First, we need to create an actual tsffs
object to instantiate the fuzzer.
load-module tsffs # You should already have this
init-tsffs
Next, we'll set the log level to maximum for demonstration purposes:
tsffs.log-level 4
Then, we'll set the fuzzer to start and stop on the magic harnesses we just compiled into our UEFI application. This is the default, so these calls can be skipped in real usage unless you want to change the defaults, they are just provided here for completeness.
@tsffs.start_on_harness = True
@tsffs.stop_on_harness = True
We'll set up our "solutions" which are all the exceptional conditions that we want to fuzz for.
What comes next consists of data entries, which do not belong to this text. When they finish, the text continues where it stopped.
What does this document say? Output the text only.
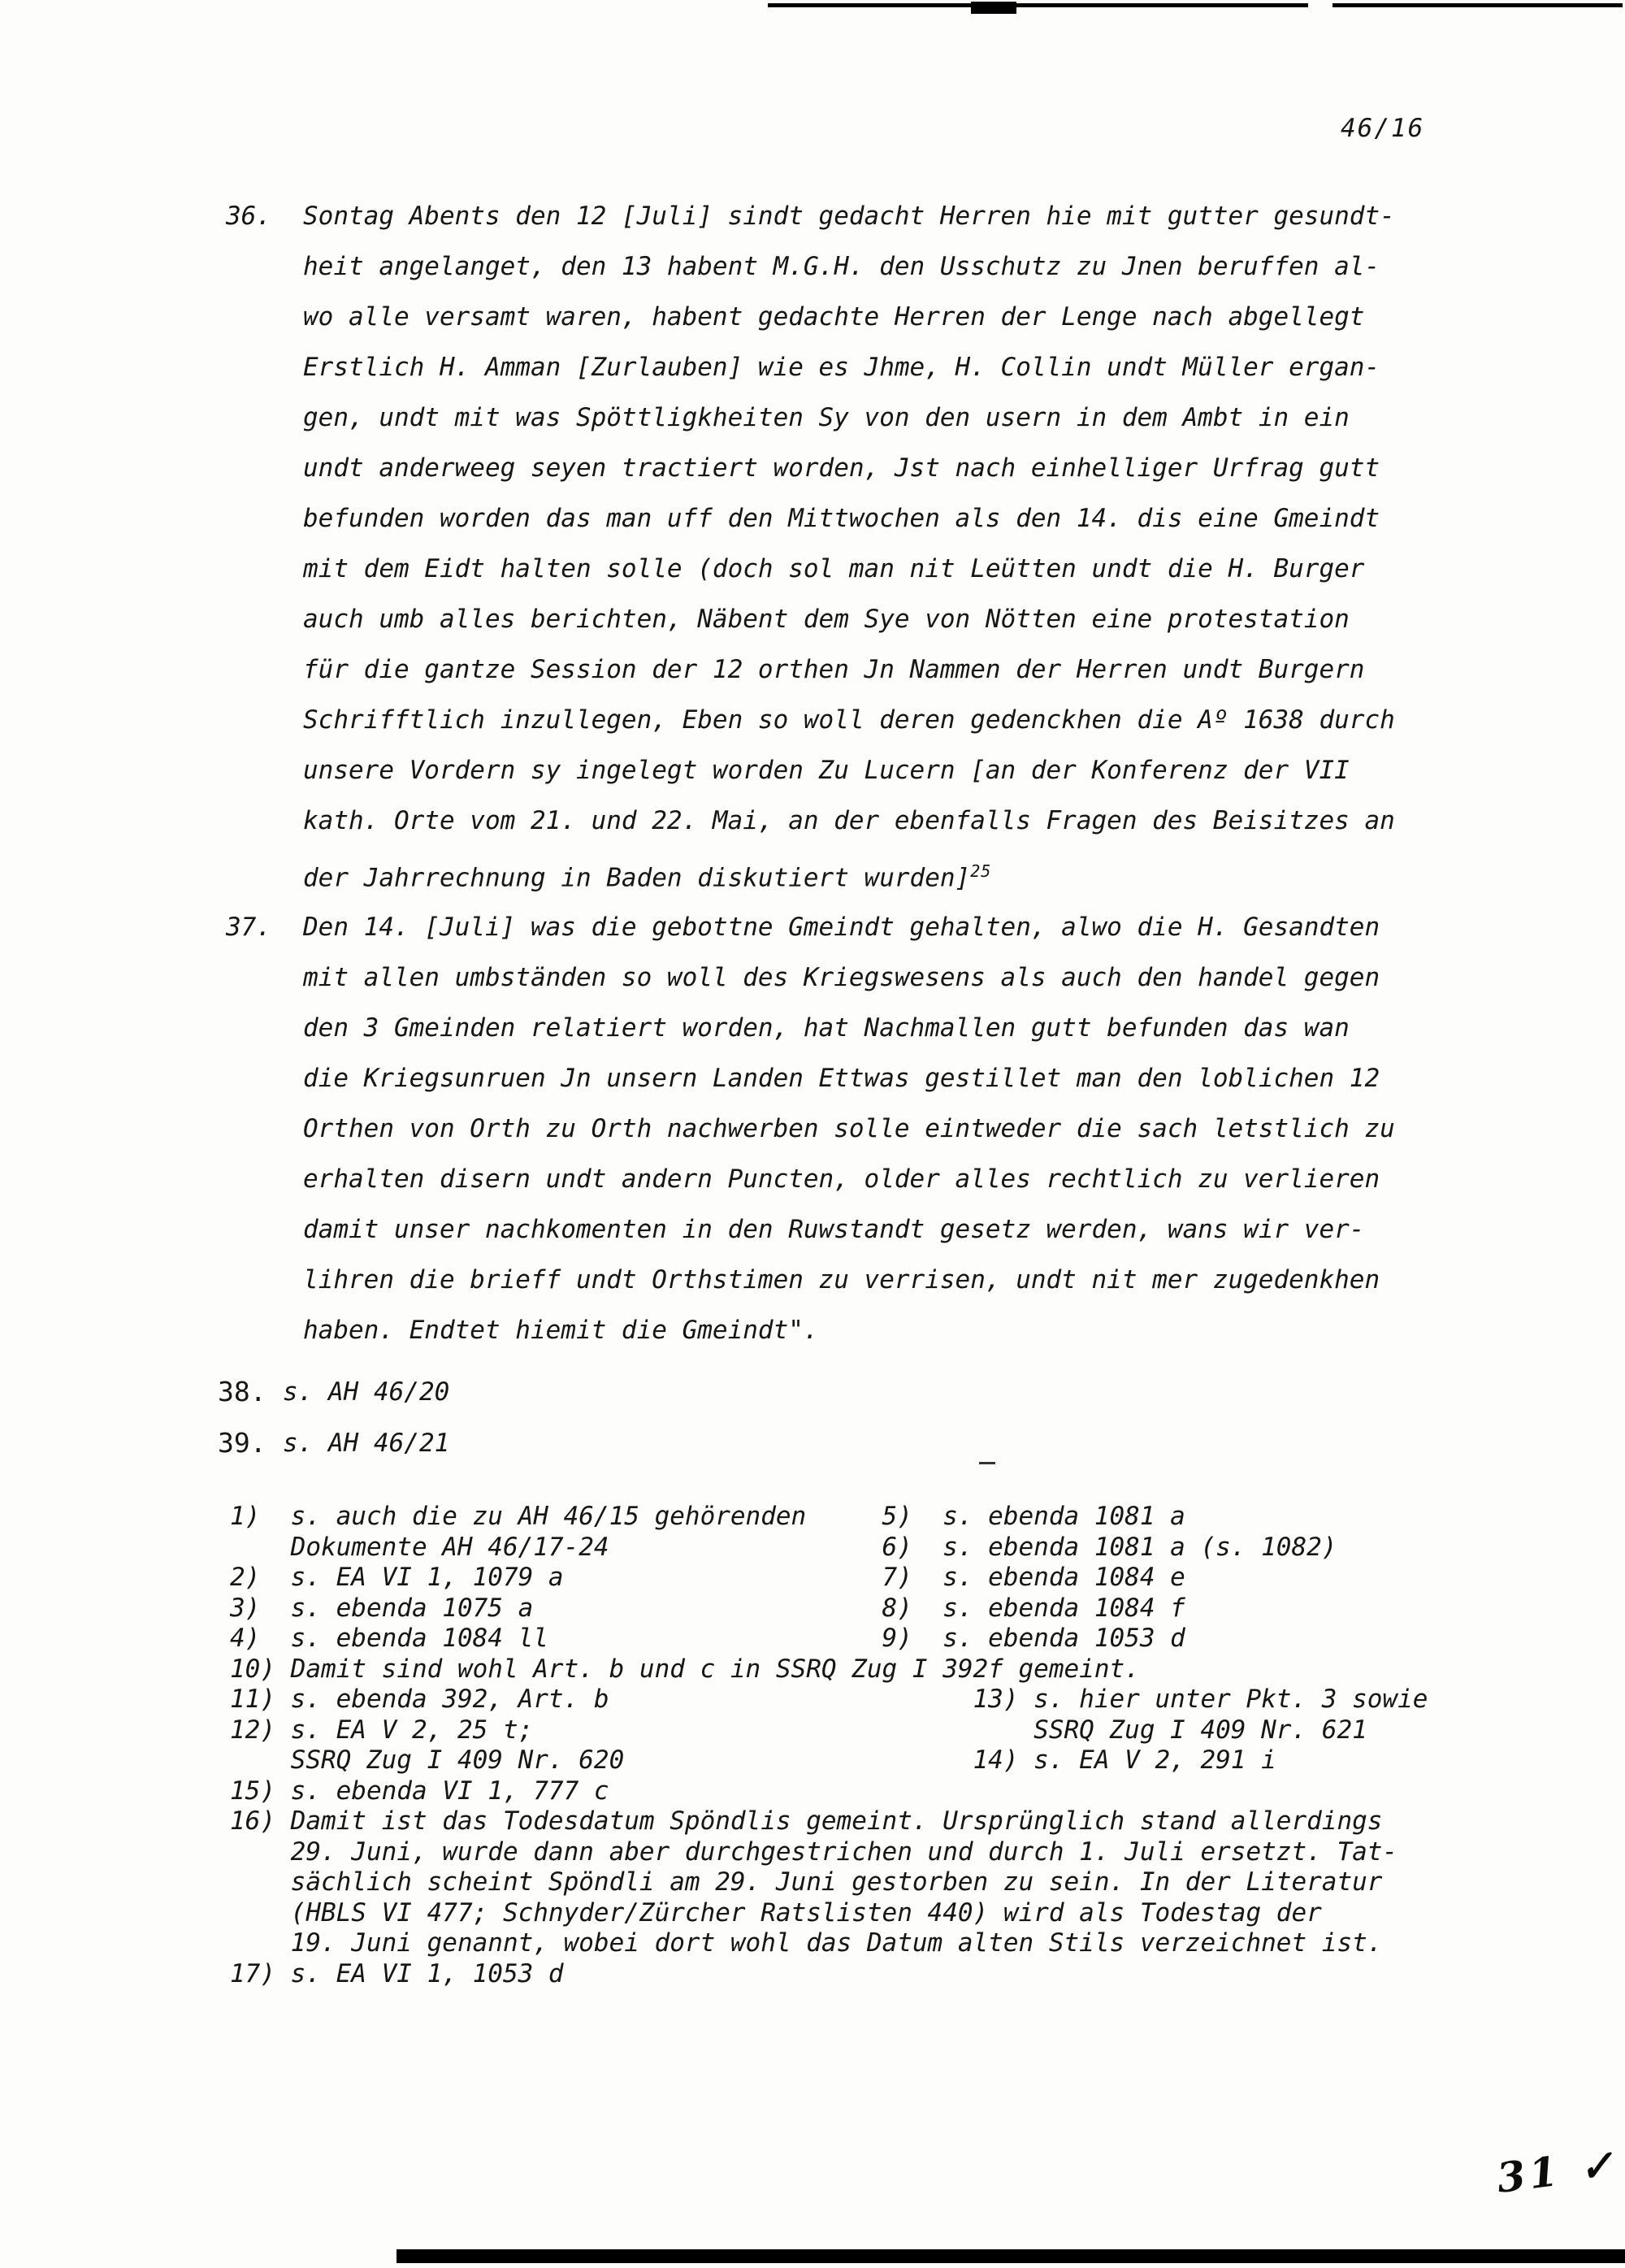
46/16
36. Sontag Abents den 12 [Juli] sindt gedacht Herren hie mit gutter gesundt-
heit angelanget, den 13 habent M.G.H. den Usschutz zu Jnen beruffen al-
wo alle versamt waren, habent gedachte Herren der Lenge nach abgellegt
Erstlich H. Amman [Zurlauben] wie es Jhme, H. Collin undt Müller ergan-
gen, undt mit was Spöttligkheiten Sy von den usern in dem Ambt in ein
undt anderweeg seyen tractiert worden, Jst nach einhelliger Urfrag gutt
befunden worden das man uff den Mittwochen als den 14. dis eine Gmeindt
mit dem Eidt halten solle (doch sol man nit Leütten undt die H. Burger
auch umb alles berichten, Näbent dem Sye von Nötten eine protestation
für die gantze Session der 12 orthen Jn Nammen der Herren undt Burgern
Schrifftlich inzullegen, Eben so woll deren gedenckhen die Aº 1638 durch
unsere Vordern sy ingelegt worden Zu Lucern [an der Konferenz der VII
kath. Orte vom 21. und 22. Mai, an der ebenfalls Fragen des Beisitzes an
der Jahrrechnung in Baden diskutiert wurden]$^{25}$
37. Den 14. [Juli] was die gebottne Gmeindt gehalten, alwo die H. Gesandten
mit allen umbständen so woll des Kriegswesens als auch den handel gegen
den 3 Gmeinden relatiert worden, hat Nachmallen gutt befunden das wan
die Kriegsunruen Jn unsern Landen Ettwas gestillet man den loblichen 12
Orthen von Orth zu Orth nachwerben solle eintweder die sach letstlich zu
erhalten disern undt andern Puncten, older alles rechtlich zu verlieren
damit unser nachkomenten in den Ruwstandt gesetz werden, wans wir ver-
lihren die brieff undt Orthstimen zu verrisen, undt nit mer zugedenkhen
haben. Endtet hiemit die Gmeindt".
38. s. AH 46/20
39. s. AH 46/21
1)  s. auch die zu AH 46/15 gehörenden     5)  s. ebenda 1081 a
Dokumente AH 46/17-24                  6)  s. ebenda 1081 a (s. 1082)
2)  s. EA VI 1, 1079 a                     7)  s. ebenda 1084 e
3)  s. ebenda 1075 a                       8)  s. ebenda 1084 f
4)  s. ebenda 1084 ll                      9)  s. ebenda 1053 d
10) Damit sind wohl Art. b und c in SSRQ Zug I 392f gemeint.
11) s. ebenda 392, Art. b                        13) s. hier unter Pkt. 3 sowie
12) s. EA V 2, 25 t;                                 SSRQ Zug I 409 Nr. 621
SSRQ Zug I 409 Nr. 620                       14) s. EA V 2, 291 i
15) s. ebenda VI 1, 777 c
16) Damit ist das Todesdatum Spöndlis gemeint. Ursprünglich stand allerdings
29. Juni, wurde dann aber durchgestrichen und durch 1. Juli ersetzt. Tat-
sächlich scheint Spöndli am 29. Juni gestorben zu sein. In der Literatur
(HBLS VI 477; Schnyder/Zürcher Ratslisten 440) wird als Todestag der
19. Juni genannt, wobei dort wohl das Datum alten Stils verzeichnet ist.
17) s. EA VI 1, 1053 d
31 ✓
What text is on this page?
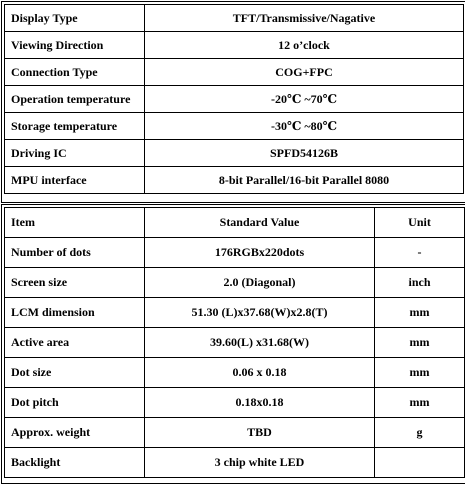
Display Type	TFT/Transmissive/Nagative
Viewing Direction	12 o’clock
Connection Type	COG+FPC
Operation temperature	-20℃ ~70℃
Storage temperature	-30℃ ~80℃
Driving IC	SPFD54126B
MPU interface	8-bit Parallel/16-bit Parallel 8080
Item	Standard Value	Unit
Number of dots	176RGBx220dots	-
Screen size	2.0 (Diagonal)	inch
LCM dimension	51.30 (L)x37.68(W)x2.8(T)	mm
Active area	39.60(L) x31.68(W)	mm
Dot size	0.06 x 0.18	mm
Dot pitch	0.18x0.18	mm
Approx. weight	TBD	g
Backlight	3 chip white LED	
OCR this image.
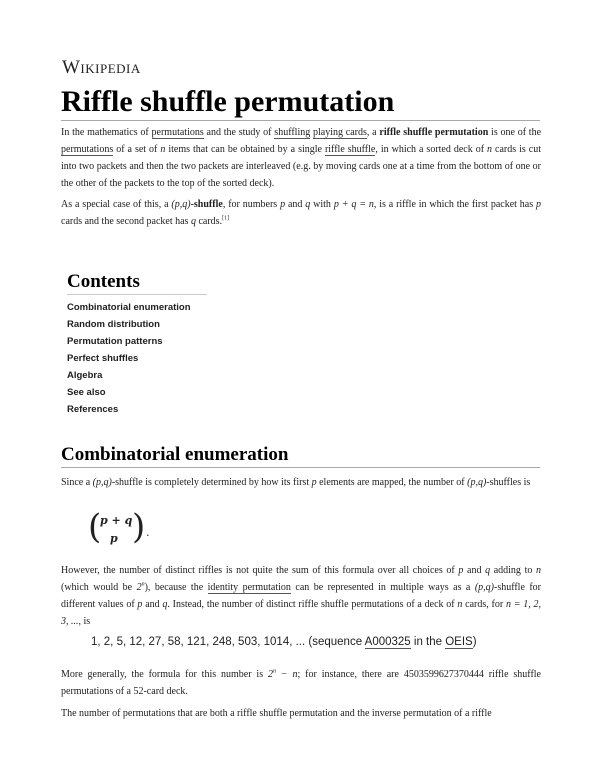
Wikipedia
Riffle shuffle permutation

In the mathematics of permutations and the study of shuffling playing cards, a riffle shuffle permutation is one of the permutations of a set of n items that can be obtained by a single riffle shuffle, in which a sorted deck of n cards is cut into two packets and then the two packets are interleaved (e.g. by moving cards one at a time from the bottom of one or the other of the packets to the top of the sorted deck).

As a special case of this, a (p,q)-shuffle, for numbers p and q with p + q = n, is a riffle in which the first packet has p cards and the second packet has q cards.[1]

Contents
Combinatorial enumeration
Random distribution
Permutation patterns
Perfect shuffles
Algebra
See also
References
Combinatorial enumeration

Since a (p,q)-shuffle is completely determined by how its first p elements are mapped, the number of (p,q)-shuffles is

(
p + q
p ) .

However, the number of distinct riffles is not quite the sum of this formula over all choices of p and q adding to n (which would be 2$^n$), because the identity permutation can be represented in multiple ways as a (p,q)-shuffle for different values of p and q. Instead, the number of distinct riffle shuffle permutations of a deck of n cards, for n = 1, 2, 3, ..., is

1, 2, 5, 12, 27, 58, 121, 248, 503, 1014, ... (sequence A000325 in the OEIS)

More generally, the formula for this number is $2^n - n$; for instance, there are 4503599627370444 riffle shuffle permutations of a 52-card deck.

The number of permutations that are both a riffle shuffle permutation and the inverse permutation of a riffle
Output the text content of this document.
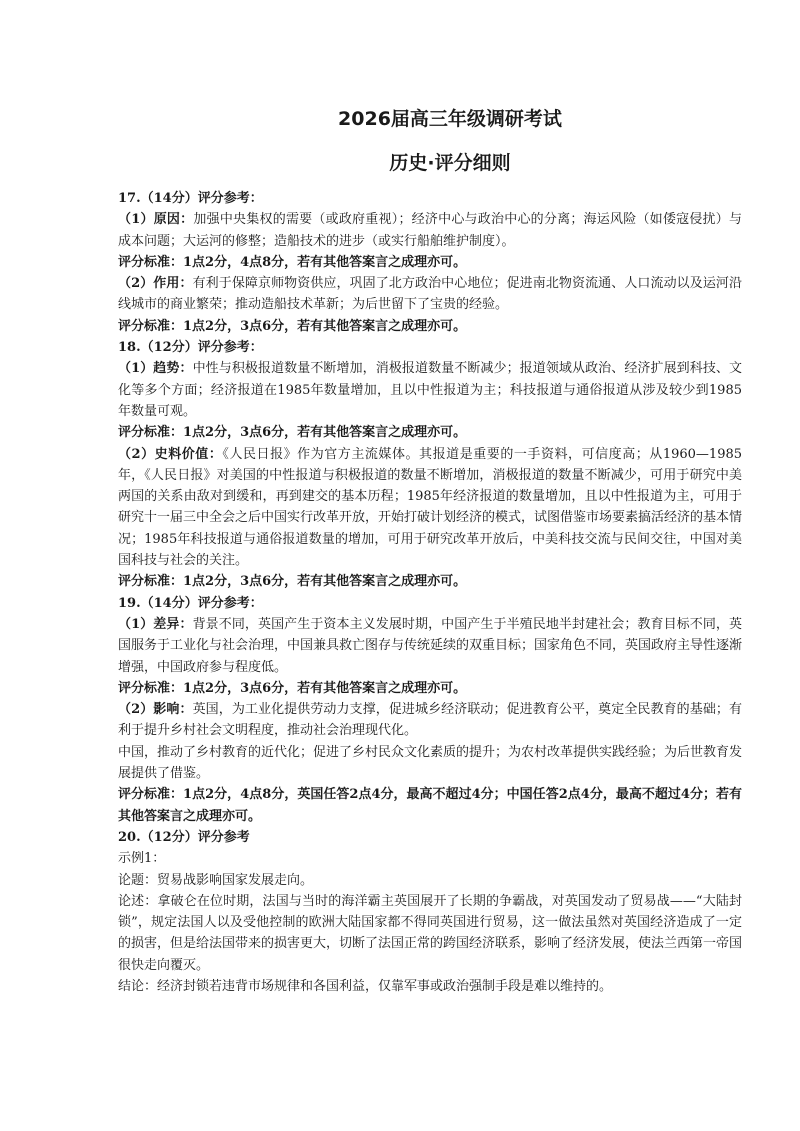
2026届高三年级调研考试
历史·评分细则

17.（14分）评分参考：

（1）原因：加强中央集权的需要（或政府重视）；经济中心与政治中心的分离；海运风险（如倭寇侵扰）与成本问题；大运河的修整；造船技术的进步（或实行船舶维护制度）。

评分标准：1点2分，4点8分，若有其他答案言之成理亦可。

（2）作用：有利于保障京师物资供应，巩固了北方政治中心地位；促进南北物资流通、人口流动以及运河沿线城市的商业繁荣；推动造船技术革新；为后世留下了宝贵的经验。

评分标准：1点2分，3点6分，若有其他答案言之成理亦可。

18.（12分）评分参考：

（1）趋势：中性与积极报道数量不断增加，消极报道数量不断减少；报道领域从政治、经济扩展到科技、文化等多个方面；经济报道在1985年数量增加，且以中性报道为主；科技报道与通俗报道从涉及较少到1985年数量可观。

评分标准：1点2分，3点6分，若有其他答案言之成理亦可。

（2）史料价值：《人民日报》作为官方主流媒体。其报道是重要的一手资料，可信度高；从1960—1985年，《人民日报》对美国的中性报道与积极报道的数量不断增加，消极报道的数量不断减少，可用于研究中美两国的关系由敌对到缓和，再到建交的基本历程；1985年经济报道的数量增加，且以中性报道为主，可用于研究十一届三中全会之后中国实行改革开放，开始打破计划经济的模式，试图借鉴市场要素搞活经济的基本情况；1985年科技报道与通俗报道数量的增加，可用于研究改革开放后，中美科技交流与民间交往，中国对美国科技与社会的关注。

评分标准：1点2分，3点6分，若有其他答案言之成理亦可。

19.（14分）评分参考：

（1）差异：背景不同，英国产生于资本主义发展时期，中国产生于半殖民地半封建社会；教育目标不同，英国服务于工业化与社会治理，中国兼具救亡图存与传统延续的双重目标；国家角色不同，英国政府主导性逐渐增强，中国政府参与程度低。

评分标准：1点2分，3点6分，若有其他答案言之成理亦可。

（2）影响：英国，为工业化提供劳动力支撑，促进城乡经济联动；促进教育公平，奠定全民教育的基础；有利于提升乡村社会文明程度，推动社会治理现代化。

中国，推动了乡村教育的近代化；促进了乡村民众文化素质的提升；为农村改革提供实践经验；为后世教育发展提供了借鉴。

评分标准：1点2分，4点8分，英国任答2点4分，最高不超过4分；中国任答2点4分，最高不超过4分；若有其他答案言之成理亦可。

20.（12分）评分参考

示例1：

论题：贸易战影响国家发展走向。

论述：拿破仑在位时期，法国与当时的海洋霸主英国展开了长期的争霸战，对英国发动了贸易战——“大陆封锁”，规定法国人以及受他控制的欧洲大陆国家都不得同英国进行贸易，这一做法虽然对英国经济造成了一定的损害，但是给法国带来的损害更大，切断了法国正常的跨国经济联系，影响了经济发展，使法兰西第一帝国很快走向覆灭。

结论：经济封锁若违背市场规律和各国利益，仅靠军事或政治强制手段是难以维持的。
In our case, these are timeouts (we'll set the timeout to 3 seconds) to detect hangs, and CPU exceptions. we'll enable exceptions 13 for general protection fault and 14 for page faults to detect out of bounds reads and writes.
@tsffs.timeout = 3.0
@tsffs.exceptions = [13, 14]
We'll tell the fuzzer where to take its corpus and save its solutions. The fuzzer will
take its corpus from the corpus
directory and save solutions to the solutions
directory in the project by default, so this call can be skipped in real usage unless
you want to change the defaults.
@tsffs.corpus_directory = SIM_lookup_file("%simics%/corpus")
@tsffs.solutions_directory = SIM_lookup_file("%simics%/solutions")
We'll also delete the following code from the run.simics
script:
script-branch {
bp.time.wait-for seconds = 30
quit 0
}
Since we'll be fuzzing, we don't want to exit!